From academic to survival: A priest with ties to UST leads humanitarian efforts in Ukraine
May 10, 2022
Father Volodymyr Malchyn, a Ukrainian Greek-Catholic priest and pastor of St. Anne parish in Vyshneve who is enrolled in the Master of Science in Ecclesial Administration and Management at the University of St. Thomas, evacuated his wife and young children from the suburbs of Kyiv to western Ukraine after hearing bombs in the capital. (Photo courtesy of the University of St. Thomas – Houston)
HOUSTON — When Mario Enzler, dean of the Cameron School of Business at the University of St. Thomas – Houston (UST), came in contact with Father Volodymyr Malchyn in August of 2021, little did he know that in a matter of months their conversation topics would go from academics to survival. Father Malchyn, his family and parishioners live in Vyshneve, a suburb in Kyiv in war-torn Ukraine.
“We felt the war knocking at our doors in the early morning hours of Feb. 24, when we were woken up by terrible sounds of bombardments of the Ukrainian capital,” said Father Malchyn.

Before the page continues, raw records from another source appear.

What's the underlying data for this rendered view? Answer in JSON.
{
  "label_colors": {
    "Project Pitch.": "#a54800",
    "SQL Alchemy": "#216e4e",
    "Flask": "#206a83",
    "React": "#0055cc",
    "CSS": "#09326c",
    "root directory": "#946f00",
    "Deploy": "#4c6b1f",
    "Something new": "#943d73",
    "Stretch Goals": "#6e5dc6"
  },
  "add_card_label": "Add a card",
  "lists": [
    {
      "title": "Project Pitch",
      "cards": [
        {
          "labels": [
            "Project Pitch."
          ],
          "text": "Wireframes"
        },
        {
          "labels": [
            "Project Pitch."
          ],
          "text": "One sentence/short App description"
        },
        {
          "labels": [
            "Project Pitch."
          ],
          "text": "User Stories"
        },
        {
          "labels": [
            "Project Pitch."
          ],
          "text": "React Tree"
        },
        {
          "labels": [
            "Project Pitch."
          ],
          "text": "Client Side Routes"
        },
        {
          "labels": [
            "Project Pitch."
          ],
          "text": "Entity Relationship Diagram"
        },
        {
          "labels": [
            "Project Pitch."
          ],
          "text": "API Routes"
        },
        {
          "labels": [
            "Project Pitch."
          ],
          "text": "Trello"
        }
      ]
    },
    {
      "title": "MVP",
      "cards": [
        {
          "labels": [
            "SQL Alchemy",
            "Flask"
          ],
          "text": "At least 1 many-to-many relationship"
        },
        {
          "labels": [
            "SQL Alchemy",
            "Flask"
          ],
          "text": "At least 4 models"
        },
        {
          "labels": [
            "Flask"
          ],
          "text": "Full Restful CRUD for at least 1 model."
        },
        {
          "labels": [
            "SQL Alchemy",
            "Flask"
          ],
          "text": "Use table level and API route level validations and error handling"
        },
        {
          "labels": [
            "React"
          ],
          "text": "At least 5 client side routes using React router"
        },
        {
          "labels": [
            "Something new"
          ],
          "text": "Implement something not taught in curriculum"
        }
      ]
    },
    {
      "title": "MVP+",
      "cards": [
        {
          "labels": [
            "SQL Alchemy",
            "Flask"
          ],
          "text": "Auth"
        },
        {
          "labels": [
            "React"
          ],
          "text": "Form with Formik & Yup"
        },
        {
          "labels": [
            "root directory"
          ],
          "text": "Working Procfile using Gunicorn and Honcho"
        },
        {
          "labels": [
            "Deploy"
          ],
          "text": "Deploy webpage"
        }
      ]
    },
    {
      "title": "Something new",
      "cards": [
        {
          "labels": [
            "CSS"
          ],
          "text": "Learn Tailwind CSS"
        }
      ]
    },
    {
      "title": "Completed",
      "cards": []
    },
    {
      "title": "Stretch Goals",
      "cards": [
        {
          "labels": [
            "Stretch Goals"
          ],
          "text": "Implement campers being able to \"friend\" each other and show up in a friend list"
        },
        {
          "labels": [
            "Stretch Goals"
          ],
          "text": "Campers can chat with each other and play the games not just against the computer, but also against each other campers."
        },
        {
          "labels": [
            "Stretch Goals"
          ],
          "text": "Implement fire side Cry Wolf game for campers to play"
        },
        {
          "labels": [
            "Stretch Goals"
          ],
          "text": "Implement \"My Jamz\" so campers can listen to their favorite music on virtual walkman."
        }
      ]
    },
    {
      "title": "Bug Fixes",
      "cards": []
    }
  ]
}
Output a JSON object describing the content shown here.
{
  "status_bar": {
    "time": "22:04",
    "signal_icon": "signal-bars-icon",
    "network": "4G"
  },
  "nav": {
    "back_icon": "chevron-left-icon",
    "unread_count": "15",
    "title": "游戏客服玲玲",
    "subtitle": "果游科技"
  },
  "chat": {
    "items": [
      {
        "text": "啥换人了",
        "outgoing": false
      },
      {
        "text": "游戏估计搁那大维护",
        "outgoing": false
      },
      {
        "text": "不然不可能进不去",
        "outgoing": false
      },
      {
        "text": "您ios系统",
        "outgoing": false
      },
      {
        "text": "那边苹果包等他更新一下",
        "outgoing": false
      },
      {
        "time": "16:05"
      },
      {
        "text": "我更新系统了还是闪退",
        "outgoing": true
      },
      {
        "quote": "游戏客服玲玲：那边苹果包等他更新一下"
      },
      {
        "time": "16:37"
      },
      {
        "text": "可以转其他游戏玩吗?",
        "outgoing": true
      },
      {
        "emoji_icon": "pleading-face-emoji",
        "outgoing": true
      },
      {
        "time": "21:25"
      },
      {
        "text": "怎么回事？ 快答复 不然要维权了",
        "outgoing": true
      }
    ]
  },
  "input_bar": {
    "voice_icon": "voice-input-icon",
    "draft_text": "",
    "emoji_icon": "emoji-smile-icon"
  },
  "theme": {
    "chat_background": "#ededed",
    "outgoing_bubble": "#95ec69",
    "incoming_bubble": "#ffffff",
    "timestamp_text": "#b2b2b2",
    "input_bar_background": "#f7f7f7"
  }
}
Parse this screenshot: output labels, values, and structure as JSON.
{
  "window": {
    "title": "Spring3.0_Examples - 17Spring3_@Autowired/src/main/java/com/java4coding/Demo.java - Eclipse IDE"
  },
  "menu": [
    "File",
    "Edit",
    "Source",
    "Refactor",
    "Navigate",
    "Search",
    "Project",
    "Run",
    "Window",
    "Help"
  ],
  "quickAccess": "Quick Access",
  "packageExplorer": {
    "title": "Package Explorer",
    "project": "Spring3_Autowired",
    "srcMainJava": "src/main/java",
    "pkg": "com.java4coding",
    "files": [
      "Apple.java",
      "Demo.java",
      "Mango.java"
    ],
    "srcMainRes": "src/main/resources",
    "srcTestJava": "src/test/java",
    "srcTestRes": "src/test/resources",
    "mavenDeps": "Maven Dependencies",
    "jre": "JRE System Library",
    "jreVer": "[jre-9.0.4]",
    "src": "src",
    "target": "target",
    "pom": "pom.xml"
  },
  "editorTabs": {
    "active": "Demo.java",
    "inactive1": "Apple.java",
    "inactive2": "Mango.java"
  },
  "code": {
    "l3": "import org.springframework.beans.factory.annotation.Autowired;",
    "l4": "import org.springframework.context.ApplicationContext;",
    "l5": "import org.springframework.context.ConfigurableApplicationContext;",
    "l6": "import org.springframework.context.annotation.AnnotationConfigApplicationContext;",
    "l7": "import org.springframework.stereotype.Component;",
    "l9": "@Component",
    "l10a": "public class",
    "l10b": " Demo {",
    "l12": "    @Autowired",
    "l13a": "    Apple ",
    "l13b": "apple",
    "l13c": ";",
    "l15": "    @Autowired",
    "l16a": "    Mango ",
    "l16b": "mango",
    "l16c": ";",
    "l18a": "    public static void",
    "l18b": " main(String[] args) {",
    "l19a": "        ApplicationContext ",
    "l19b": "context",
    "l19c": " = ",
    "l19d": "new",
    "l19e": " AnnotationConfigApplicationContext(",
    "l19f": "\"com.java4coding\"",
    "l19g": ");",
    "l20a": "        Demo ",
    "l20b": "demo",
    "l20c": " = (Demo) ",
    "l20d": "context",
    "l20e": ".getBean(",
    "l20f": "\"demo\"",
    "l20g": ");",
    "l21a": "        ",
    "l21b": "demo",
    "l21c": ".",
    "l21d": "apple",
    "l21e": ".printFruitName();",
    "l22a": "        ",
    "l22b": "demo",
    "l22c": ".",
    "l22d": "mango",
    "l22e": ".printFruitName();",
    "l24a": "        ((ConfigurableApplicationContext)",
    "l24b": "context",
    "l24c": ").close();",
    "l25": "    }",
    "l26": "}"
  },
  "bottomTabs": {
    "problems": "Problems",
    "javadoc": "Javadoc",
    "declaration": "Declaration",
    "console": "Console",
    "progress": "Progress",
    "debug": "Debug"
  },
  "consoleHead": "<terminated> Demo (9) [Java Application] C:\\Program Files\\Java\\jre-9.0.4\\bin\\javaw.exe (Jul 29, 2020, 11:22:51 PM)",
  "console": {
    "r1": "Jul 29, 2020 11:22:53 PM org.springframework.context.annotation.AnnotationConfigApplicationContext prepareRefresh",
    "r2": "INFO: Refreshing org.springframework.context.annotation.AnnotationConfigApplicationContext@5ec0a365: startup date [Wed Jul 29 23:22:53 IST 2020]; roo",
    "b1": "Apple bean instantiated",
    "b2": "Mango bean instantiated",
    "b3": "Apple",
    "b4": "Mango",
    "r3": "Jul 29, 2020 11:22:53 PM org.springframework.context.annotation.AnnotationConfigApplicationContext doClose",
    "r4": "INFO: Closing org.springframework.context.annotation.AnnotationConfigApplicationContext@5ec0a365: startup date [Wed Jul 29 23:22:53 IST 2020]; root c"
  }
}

Father Malchyn is a Ukrainian Greek-Catholic priest and pastor of St. Anne parish in Vyshneve. He is also enrolled in a unique program offered to clergy by UST, the Master of Science in Ecclesial Administration and Management (MEAM). The program teaches financial skills such as crisis management, budgeting, fundraising, administrative management and strategy to enhance their leadership roles within their parishes. Additionally, Father Malchyn leads the Development and Communications office for the Archeparchy of Kyiv.
When the sound of the bombs got louder, Father Malchyn decided to evacuate his wife and young children.
“We had a backpack with documents and medicine ready, and in 10 minutes, we left our home in the suburbs of Kyiv for western Ukraine to my relatives. We left everything behind — our apartment, clothes, favorite books and toys,” he said.
Father Malchyn returned to Ukraine as required by the current martial law. There, he continues to lead the few members of his parish who remained behind. Meanwhile, he stays connected to the rest of his flock virtually.
“We stay in touch through the online celebration of the Divine Liturgy and daily Rosary prayer in the evening,” Father Malchyn said. “It’s a true moment of unity and solidarity for our dispersed community. Together, we pray for our brave soldiers and for all those who support Ukraine. We thank God with every new dawn.”
His work has been essential in supporting the Ukrainian Catholic Church. His day-to-day activities include organizing financial aid initiatives, updating communications with partners and donors, and sending email newsletters.
Father Malchyn said, “As a parish community, we organize humanitarian aid for people in need who decided to stay in our city. Recently we also helped our city administration to get substantial aid from the Church’s network of Caritas-Ukraine. There is a shortage of food and medicine because the Russian troops block and shoot at rescue corridors, not allowing humanitarian convoys to pass through.”
Enzler and his priest classmates from the MEAM program have kept in communication with him as often as the conflict allows.
“The only possible way to communicate is through WhatsApp,” Enzler said. “I try not to disturb him, so I usually send a message once a week, and sometimes he answers quickly, sometimes he responds after a few days.”
Each message comes with the same words of encouragement Enzler once received directly from none other than St. John Paul II.
“I tell Father Malchyn what St. John Paul II told me: ‘Do not be afraid because God is always one day ahead of us!’”
For now, as the world watches the advances of the Russian army and millions of faithful individuals pray for an end of hostilities, Father Malchyn applies crucial skills from the MEAM program.
“The lessons learned in the fundraising and especially in the crisis management classes at the Ecclesial Administration and Management program are of great help at this critical moment,” Father Malchyn said.
To the world, Father Malchyn has one request: Do not forget Ukraine.
“Let your Christian love and human solidarity be long-lasting and abounding, for only in this way can just and lasting peace be built,” he said.